SC State Criminal Justice Students Attend Gang Prevention and Intervention Summit

Monday, October 12, 2009

Gang Prevention and Intervention SummitSC State’s Criminal Justice Program’s faculty and students were participants in the 2009 Gang Prevention & Intervention Summit recently held at Orangeburg-Calhoun Technical College in Orangeburg, S.C.  The Summit’s theme was: “Choosing the Right Road-The Choice is Yours.”

The event was sponsored by the Disproportionate Minority Contact (DMC) Project of the University of South Carolina’s Children’s Law Center, the Orangeburg Gang Intervention Project 2020 and the Orangeburg Department of Public Safety. 

A DMC initiative, the Summit addressed the overrepresentation of minority youth in South Carolina’s juvenile justice system through workshops, panel discussions, and open forums that addressed strategies for gang prevention. Also during the forums, attendees were able to hear personal testimonies of young people who, by their own admission, made mistakes but are working to prevent future occurrences.

Information was provided by and for youth from local school systems, parents, educators, law enforcement, criminal justice professionals, faith-based organizations and those with vested interest in gang prevention and intervention.  The Summit culminated with a panel discussion of promising solutions for change in the community.

Students enrolled in SC State’s professional development class, volunteered with the Summit, registering participants for moderating and monitoring workshops.

Also in attendance were students from the African American Experience in Criminal Justice class, who gained a better perspective on the problem of disproportionate minority contact within the criminal justice system and possible solutions. 

Participation in the Summit allowed students to provide valuable professional and community service while acquiring knowledge to apply to theory learned in the classroom.  They also developed communication and leadership skills while building professional networks, which could result in the acquisition of internships and career opportunities.

According to senior criminal justice majors Brittany Gillispie from Concord, N.C. and Sean Nimmons from Bamberg, S.C., interaction with youth from local schools during the workshops was the part of the experience they found most gratifying and enlightening.
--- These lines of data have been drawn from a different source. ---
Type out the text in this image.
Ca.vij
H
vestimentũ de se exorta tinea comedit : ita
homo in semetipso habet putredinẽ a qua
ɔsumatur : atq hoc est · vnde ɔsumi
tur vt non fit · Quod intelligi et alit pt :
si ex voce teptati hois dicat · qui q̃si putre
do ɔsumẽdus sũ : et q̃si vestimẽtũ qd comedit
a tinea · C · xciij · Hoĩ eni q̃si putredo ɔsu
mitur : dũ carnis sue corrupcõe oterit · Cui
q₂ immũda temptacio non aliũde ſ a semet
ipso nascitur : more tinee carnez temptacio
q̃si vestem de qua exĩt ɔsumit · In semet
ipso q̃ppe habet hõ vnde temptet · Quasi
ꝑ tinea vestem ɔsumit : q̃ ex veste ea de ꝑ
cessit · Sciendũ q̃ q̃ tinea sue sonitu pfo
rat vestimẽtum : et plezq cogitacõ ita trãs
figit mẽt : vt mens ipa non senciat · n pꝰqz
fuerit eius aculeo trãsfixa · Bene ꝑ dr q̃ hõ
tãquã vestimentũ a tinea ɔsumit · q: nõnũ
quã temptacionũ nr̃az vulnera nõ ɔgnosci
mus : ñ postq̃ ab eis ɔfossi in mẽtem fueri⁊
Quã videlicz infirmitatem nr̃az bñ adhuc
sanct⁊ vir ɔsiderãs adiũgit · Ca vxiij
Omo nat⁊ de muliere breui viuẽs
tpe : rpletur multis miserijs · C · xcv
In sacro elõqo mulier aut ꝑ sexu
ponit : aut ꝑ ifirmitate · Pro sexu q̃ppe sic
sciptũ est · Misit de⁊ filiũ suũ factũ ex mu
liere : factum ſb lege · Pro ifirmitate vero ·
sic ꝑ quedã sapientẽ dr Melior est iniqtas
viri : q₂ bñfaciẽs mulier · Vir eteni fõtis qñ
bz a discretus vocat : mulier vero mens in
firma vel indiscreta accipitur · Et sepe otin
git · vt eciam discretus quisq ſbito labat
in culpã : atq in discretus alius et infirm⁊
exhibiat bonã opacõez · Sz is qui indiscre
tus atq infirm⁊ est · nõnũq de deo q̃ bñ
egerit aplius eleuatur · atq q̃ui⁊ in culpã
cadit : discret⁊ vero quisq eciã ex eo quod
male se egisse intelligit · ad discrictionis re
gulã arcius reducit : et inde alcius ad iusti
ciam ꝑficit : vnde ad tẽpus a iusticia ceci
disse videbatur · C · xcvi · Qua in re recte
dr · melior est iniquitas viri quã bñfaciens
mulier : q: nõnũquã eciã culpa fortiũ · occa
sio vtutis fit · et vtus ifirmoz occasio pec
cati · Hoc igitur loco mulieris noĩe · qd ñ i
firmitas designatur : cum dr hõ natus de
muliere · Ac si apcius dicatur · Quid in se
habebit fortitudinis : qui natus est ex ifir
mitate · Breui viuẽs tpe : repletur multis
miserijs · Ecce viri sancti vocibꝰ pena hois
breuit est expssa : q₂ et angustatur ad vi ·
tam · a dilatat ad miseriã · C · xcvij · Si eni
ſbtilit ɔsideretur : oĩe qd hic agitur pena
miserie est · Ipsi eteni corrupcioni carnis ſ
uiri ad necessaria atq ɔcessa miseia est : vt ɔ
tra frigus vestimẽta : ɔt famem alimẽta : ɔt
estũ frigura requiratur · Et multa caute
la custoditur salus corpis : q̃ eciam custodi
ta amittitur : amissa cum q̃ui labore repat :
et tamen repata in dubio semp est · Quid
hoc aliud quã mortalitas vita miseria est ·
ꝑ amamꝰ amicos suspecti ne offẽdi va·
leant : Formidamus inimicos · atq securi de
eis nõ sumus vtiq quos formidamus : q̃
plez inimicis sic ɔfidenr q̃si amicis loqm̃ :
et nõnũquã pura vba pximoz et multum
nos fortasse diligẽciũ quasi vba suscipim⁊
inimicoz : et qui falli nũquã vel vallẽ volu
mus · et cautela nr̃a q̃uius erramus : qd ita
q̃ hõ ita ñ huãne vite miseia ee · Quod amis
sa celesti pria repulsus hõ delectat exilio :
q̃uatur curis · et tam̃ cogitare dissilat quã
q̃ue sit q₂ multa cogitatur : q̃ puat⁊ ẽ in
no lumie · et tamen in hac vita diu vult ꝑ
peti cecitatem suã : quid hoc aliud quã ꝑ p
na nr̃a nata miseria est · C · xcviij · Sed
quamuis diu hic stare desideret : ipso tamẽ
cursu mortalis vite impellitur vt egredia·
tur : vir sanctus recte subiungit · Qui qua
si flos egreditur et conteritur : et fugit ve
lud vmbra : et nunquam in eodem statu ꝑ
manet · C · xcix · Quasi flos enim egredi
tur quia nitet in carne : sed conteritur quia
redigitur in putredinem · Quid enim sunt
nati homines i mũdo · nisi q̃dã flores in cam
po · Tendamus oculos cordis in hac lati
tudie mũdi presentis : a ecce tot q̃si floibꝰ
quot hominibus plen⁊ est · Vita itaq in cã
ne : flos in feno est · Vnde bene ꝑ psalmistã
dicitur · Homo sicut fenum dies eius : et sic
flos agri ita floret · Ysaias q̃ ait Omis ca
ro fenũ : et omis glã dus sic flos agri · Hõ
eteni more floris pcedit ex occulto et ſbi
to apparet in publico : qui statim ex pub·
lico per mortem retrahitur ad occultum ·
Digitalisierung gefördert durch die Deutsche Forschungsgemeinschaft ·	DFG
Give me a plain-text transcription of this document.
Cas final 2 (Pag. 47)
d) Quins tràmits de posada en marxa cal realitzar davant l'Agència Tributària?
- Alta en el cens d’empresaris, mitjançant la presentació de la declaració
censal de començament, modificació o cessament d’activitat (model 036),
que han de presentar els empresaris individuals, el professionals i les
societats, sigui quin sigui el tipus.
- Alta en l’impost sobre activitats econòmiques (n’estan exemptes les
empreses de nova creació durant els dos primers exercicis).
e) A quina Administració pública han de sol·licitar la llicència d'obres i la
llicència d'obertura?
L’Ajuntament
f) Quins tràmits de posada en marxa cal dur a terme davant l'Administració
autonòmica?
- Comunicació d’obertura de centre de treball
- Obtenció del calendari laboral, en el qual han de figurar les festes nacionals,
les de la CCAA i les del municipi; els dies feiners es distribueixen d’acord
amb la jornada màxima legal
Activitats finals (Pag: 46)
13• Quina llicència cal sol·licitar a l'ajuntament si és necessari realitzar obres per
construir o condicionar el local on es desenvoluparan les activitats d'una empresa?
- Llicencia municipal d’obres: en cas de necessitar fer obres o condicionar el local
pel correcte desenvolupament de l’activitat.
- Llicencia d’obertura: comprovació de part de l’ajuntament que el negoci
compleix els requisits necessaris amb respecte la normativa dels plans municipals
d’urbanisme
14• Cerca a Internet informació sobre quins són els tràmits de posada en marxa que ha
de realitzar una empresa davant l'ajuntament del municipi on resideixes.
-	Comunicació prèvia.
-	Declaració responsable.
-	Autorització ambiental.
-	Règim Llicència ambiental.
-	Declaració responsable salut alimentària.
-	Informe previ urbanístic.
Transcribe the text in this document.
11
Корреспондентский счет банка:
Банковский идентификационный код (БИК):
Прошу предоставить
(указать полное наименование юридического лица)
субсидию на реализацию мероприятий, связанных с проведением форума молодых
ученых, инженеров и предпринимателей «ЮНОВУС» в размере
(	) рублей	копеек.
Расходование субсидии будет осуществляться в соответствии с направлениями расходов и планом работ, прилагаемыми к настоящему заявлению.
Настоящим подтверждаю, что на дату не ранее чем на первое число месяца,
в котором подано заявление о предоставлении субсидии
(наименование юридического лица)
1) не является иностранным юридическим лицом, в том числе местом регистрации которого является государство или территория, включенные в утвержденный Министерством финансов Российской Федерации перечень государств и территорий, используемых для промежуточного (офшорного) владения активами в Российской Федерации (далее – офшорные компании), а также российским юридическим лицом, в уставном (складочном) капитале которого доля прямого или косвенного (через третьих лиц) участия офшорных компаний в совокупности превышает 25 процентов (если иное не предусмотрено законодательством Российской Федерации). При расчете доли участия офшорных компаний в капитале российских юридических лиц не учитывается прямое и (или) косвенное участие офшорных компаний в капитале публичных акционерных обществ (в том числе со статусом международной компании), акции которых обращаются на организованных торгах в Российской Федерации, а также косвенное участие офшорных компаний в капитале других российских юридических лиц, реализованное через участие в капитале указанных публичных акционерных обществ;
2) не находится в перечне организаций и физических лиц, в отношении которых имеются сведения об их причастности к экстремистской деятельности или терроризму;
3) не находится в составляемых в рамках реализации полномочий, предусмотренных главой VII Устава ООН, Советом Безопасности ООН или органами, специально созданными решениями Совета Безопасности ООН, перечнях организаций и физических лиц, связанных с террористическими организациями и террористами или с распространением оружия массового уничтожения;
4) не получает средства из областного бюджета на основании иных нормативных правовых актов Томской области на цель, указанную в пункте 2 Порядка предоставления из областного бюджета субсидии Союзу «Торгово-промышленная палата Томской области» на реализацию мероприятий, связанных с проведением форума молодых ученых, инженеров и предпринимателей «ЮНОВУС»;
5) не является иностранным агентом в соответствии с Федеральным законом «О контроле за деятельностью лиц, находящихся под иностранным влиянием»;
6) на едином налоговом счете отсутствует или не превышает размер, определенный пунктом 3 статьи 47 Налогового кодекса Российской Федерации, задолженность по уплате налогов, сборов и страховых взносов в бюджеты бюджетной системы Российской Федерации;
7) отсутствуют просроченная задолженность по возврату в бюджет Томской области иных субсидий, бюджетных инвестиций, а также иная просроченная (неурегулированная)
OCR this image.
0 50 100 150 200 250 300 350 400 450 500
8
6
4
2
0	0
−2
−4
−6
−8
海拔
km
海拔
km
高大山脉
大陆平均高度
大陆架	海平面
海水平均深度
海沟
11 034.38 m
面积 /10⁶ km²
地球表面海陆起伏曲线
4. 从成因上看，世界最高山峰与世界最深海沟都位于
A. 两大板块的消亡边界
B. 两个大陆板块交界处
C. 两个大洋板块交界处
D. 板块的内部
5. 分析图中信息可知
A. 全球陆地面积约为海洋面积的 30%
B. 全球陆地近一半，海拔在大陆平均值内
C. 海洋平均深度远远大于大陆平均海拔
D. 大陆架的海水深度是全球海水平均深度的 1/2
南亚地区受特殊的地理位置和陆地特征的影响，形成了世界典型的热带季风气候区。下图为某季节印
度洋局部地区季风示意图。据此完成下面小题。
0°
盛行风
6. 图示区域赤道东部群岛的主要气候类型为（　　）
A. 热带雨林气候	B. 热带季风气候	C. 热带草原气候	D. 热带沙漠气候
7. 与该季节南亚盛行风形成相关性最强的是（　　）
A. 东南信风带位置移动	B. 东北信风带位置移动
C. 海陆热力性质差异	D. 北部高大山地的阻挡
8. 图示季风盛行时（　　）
Brittany Phillips, senior criminal justice major from Greenwood, S.C. concurred. “Students should be given the opportunity to be involved in more events like this one,” stated Phillips. 

In keeping with the mission of the Criminal Justice Program, student and faculty participation in the 2009 Gang Prevention and Intervention Summit is one of many partnerships between the Criminal Justice Program and community agencies and organizations for the 2009-2010 academic year.